Scaling Long-Horizon LLM Agent via Context-Folding
Weiwei Sun, Miao Lu, Zhan Ling, Kang Liu, Xuesong Yao, Yiming Yang, Jiecao Chen
TL;DR
Long-horizon LLM agents are constrained by context length. Context Folding enables active context management by branching to sub-tasks and folding their intermediate steps, while FoldGRPO learns this behavior with token-level process rewards. On BrowseComp-Plus and SWE-Bench Verified, folding with a 32K active context and up to 10 branches matches or surpasses baselines that use much larger contexts and yields substantial efficiency gains. This work demonstrates that learnable context management is a principled and scalable pathway toward stronger, autonomous long-horizon LLM agents.
Abstract
Large language model (LLM) agents are fundamentally constrained by context length on long-horizon tasks. We introduce Context-Folding, a framework that empowers agents to actively manage their working context.
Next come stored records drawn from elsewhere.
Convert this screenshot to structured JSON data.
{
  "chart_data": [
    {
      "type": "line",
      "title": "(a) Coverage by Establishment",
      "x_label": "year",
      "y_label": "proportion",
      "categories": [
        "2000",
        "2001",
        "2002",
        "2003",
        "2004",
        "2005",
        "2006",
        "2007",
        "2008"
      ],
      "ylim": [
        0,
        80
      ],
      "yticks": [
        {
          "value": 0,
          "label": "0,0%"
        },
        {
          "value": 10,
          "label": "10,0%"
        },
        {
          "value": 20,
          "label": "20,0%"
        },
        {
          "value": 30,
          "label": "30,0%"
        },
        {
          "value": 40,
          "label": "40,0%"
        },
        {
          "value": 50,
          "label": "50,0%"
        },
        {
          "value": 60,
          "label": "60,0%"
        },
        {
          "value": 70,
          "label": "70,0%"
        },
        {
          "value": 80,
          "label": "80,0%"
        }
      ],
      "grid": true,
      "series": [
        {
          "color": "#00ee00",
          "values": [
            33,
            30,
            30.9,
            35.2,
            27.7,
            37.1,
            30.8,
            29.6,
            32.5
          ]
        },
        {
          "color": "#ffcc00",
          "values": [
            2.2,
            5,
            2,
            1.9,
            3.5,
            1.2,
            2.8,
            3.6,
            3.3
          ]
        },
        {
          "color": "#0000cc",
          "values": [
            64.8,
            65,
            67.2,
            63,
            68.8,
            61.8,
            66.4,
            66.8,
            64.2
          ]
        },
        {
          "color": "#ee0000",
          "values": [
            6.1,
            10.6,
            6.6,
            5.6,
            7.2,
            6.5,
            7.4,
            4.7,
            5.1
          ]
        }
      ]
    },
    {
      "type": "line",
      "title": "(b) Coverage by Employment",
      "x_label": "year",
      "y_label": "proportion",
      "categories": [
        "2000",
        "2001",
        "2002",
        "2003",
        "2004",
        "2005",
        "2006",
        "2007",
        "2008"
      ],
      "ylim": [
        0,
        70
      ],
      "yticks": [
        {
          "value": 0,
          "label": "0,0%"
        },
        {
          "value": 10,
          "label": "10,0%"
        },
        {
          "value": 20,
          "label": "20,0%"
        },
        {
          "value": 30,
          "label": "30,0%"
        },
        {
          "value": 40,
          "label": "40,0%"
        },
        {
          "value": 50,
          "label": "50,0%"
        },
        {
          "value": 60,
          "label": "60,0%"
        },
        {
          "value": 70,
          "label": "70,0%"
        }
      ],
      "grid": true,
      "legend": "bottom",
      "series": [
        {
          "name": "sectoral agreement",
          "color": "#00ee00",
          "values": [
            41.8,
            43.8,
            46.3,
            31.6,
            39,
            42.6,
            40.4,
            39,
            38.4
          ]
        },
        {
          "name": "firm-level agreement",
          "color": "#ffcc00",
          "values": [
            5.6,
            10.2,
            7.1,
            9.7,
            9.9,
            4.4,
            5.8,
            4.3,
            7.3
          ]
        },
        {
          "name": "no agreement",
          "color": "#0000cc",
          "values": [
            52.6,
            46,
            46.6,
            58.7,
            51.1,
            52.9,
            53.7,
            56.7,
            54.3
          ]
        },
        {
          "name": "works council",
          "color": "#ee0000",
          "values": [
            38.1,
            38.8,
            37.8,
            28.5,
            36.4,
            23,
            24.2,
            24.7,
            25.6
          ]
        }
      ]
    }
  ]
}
An agent can procedurally branch into a sub-trajectory to handle a subtask and then fold it upon completion, collapsing the intermediate steps while retaining a concise summary of the outcome. To make this behavior learnable, we develop an end-to-end reinforcement learning framework FoldGRPO with specific process rewards to encourage effective task decomposition and context management. On complex long-horizon tasks (Deep Research and SWE), our folding agent matches or outperforms the ReAct baselines while using an active context 10$\times$ smaller and significantly outperforms models that rely on summarization-based context management.